The lesson here is simple enough: Strive to hire diverse workers. The practice will not only help you to increase the diversity of your workforce, but it may also help you to retain employees of all backgrounds who, on the whole, expect greater diversity among their colleagues.

Consider Degree-Blind Hiring

One way to increase tech workforce diversity is to embrace so-called degree-blind hiring. Degree-blind hiring means ignoring candidates’ educational background and other formal credentials. Instead, you focus solely on the skills that they can demonstrate, regardless of how they obtained them.

Degree-blind hiring helps to broaden your IT job applicant pool, making it easier to find tech talent. It’s also likely to create a more diverse workforce because it allows you to recruit qualified candidates who hail from backgrounds where traditional college educations were inaccessible.

Offer Performance-Based Financial Incentives

As noted above, perceptions of low pay are a leading reasons IT workers leave jobs.

While simply increasing salary may be one way to address this challenge, it’s not necessarily the most effective, because it’s costly and it still doesn’t guarantee that you’ll retain employees. A better approach most times is to offer performance-based financial incentives, such as bonuses that are tied to employees’ ability to meet specific targets. If your team meets SLI rates above 95% in a given quarter, for example, you could pay them extra.

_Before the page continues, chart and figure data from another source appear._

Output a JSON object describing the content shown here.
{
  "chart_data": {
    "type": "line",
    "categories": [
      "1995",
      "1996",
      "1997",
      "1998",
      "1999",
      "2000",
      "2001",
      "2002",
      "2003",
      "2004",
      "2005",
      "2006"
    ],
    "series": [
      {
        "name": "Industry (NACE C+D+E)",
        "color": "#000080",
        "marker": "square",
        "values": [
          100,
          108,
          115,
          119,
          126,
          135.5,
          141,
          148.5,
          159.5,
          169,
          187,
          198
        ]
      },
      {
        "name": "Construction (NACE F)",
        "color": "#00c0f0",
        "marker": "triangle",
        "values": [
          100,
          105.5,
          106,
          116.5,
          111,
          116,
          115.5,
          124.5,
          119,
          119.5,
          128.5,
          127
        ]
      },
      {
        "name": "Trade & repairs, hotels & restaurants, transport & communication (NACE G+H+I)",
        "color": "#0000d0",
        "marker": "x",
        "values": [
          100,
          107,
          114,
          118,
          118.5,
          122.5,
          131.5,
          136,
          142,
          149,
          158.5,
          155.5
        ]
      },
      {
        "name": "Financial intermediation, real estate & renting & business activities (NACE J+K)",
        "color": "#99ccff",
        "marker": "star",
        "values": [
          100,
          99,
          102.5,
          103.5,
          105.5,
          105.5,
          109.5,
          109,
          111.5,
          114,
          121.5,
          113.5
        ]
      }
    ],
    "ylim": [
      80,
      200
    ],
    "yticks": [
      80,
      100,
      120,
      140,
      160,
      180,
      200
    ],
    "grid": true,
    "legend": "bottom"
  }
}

By tying financial incentives to performance, you reinforce the idea that pay is linked to engagement, and you help high-performing employees to feel more recognized by management. That’s a wiser investment of your financial resources than simply issuing across-the-board salary increases.


In the age of the Great Resignation, smart MSPs aren’t sitting idly by, waiting for tech hiring and retention challenges to pass. They’re being proactive about recruiting and keeping talented workers in order to ensure they have the right staff on hand to keep serving clients and expanding into new types of managed services.